Sul catasto, però, non sembra affatto che siate in linea con Draghi.
«Guardi, per noi e per tutti gli italiani la casa è un bene primario. Siamo contrari a nuove tasse sugli edifici. Va fatto emergere il sommerso, va accatasto ciò che non è accatastato. Ma siamo contrari a equiparare i nuovi estimi ai valori di mercato, perché questo significa aprire a nuove tasse. Sono convinto che Draghi non voglia mettere nuove imposte sulla casa. Ma dopo Draghi?».
Intanto, nel centrodestra, la situazione è a dir poco agitata. Ha letto l’intervista di Giorgia Meloni al Messaggero?
«Certo che l’ho letta».
Naturalmente non la condivide, visto che la Meloni dice che Forza Italia e Lega puntano non tanto a far vincere il centrodestra unito ma a mettere un freno a Fratelli d’Italia?
«Noi vogliamo vincere tutti insieme le elezioni politiche nel 2023 e prima quelle amministrative. Ben vengano i chiarimenti nell’alleanza, naturalmente. Ma anche a Roma, nelle comunali, volevamo e potevamo vincere tutti insieme candidando Bertolaso. Poi si è preferito Michetti, ed è andata come è andata. Dobbiamo collaborare con FdI, senza polemiche. Meloni ha citato, riguardo al voto amministrativo, il caso di Verona.
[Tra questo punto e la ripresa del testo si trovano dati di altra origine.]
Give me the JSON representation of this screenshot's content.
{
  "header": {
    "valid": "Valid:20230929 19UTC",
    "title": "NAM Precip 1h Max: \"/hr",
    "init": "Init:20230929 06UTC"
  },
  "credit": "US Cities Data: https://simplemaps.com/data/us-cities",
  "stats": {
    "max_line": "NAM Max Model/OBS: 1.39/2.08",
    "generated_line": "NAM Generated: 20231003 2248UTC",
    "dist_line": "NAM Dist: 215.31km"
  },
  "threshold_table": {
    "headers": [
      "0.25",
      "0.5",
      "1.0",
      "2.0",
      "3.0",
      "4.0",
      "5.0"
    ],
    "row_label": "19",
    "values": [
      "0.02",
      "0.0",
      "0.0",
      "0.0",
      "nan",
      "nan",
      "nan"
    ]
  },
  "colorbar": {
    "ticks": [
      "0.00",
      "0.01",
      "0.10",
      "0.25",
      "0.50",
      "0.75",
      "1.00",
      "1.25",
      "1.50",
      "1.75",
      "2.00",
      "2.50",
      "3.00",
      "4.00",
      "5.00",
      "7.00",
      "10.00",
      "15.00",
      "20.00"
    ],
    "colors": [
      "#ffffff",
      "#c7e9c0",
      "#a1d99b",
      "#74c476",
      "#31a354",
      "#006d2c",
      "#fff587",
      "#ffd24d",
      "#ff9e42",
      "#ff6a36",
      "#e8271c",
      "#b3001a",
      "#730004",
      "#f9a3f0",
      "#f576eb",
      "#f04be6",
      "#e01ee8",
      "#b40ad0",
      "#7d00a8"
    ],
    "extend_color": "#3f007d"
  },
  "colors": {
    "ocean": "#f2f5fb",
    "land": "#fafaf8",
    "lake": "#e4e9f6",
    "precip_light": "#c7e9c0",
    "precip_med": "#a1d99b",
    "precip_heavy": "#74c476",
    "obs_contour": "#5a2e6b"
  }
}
Ma vogliamo capire se FdI, in quella città, ha tagliato i legami oppure no con il Pd, visto che ha appoggiato un dem alla guida dell’Interporto, che è uno snodo cruciale, invece che sostenere la candidatura di un esponente di Forza Italia. Ecco, occorre fare chiarezza tra alleati e sono contento che anche gli altri due partiti della coalizione vogliano farla a tutti i livelli e in ogni realtà. Non c’è nessuna voglia da parte nostra di depotenziare FdI. Più è forte ogni partito di centrodestra e più il centrodestra è vincente. Questa è una lezione che ci ha insegnato Berlusconi. Il quale è diventato leader della coalizione perché ha lavorato per tutti, non ha pensato soltanto ai successi di Forza Italia».
Sta dicendo che Berlusconi pensava a tutti e la Meloni pensa solo a se stessa?
«Dico che nel nostro Dna c’è la cultura della coalizione.